Пьюси о своей истории — та слушала с жадным интересом, прикрытым маской заботливой снисходительности. Удрать не представлялось возможности. Дженнифер закинула лодыжку одной ноги на колено другой — приняла позу, каковую ширина ее гаремных шальвар лишала и намека на нескромность, — умудряясь при этом по-прежнему выглядеть ребенком и одалиской одновременно, и вновь скрылась за маской прилежного послушания. Она откинулась на спинку кресла, перебирая локоны и зорко поглядывая из-под полуопущенных век. С губы у нее свисала тоненькая блестящая нитка слюны. Эдит подавляла зевоту. Она чувствовала, что даже мистер Невилл стал немного рассеян, хотя и прятал это под привычной любезной миной.

В полночь они все еще сидели в гостиной. Если уж Моника заводилась, отвлечь ее было невозможно; она дымила без устали. А миссис Пьюси, в сущности, не могла помочь ей советом; более того, воспоминания о собственном испытательном сроке, завершившемся столь успешно, настроили ее изъясняться избитыми фразами, что было воспринято не лучшим образом. Лицо Моники скривилось в характерную для нее гримасу вечного недовольства, и вечер закончился далеко не в том благостном духе, в котором начинался и который в какой-то момент обещал сохранить до конца.

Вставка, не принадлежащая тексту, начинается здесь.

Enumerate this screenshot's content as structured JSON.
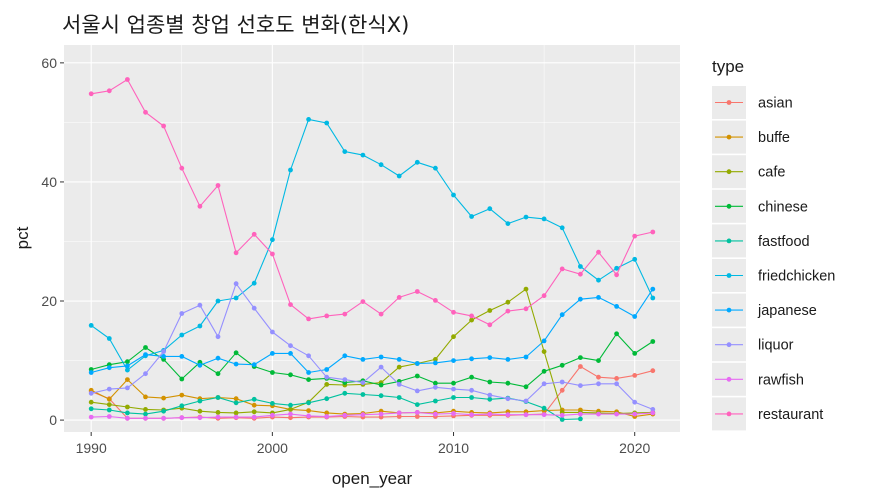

Хорошо хоть не было Кики — Ален снова запер его в ванной Моники в наказание за очередную лужицу. Мсье Юберу выступление в роли распорядителя торжеств принесло некоторое разочарование, но он тем не менее обретался в гостиной, рассчитывая на изъявления признательности, которых, однако, так и не дождался. Все, казалось, слишком устали для того, чтобы спасать положение, и, когда мистер Невилл предложил миссис Пьюси помощь, та с облегчением ее приняла. Она вставала из кресла дольше обычного, но в конце концов отбыла, опираясь на руку мистера Невилла и с Дженнифер в арьергарде.

Добравшись до своего убежища, комнаты, и заперев за собой дверь, Эдит попыталась выяснить, почему она чувствует себя такой подавленной; состояние это было в ее представлении каким-то запутанным образом переплетено с событиями прошедшего вечера и мыслями, на которые они ее натолкнули. Не потому ли, что она ощущала неуместность своего присутствия на праздновании? День рождения миссис Пьюси, воображаемое венчание Дженнифер виделись ей куда объемней, чем любое событие в собственной жизни, которое приходило на память. В родительском доме Эдит на свои дни рождения сама пекла торт, и отец церемонно вносил его в комнату вместе с кофе. То были краткие робкие вылазки в идеальную семейную жизнь, какую, мечтала Эдит, они бы могли вести. Мать пускалась в воспоминания о венских кофейнях своей юности, рассказывала живо и увлеченно, но потом снова впадала в тоску. К этому времени кофе бывал выпит, на тарелке громоздились раскрошенные остатки торта, и, когда Эдит относила их на кухню, дню рождения приходил конец. О свадьбах же разговора вообще не шло.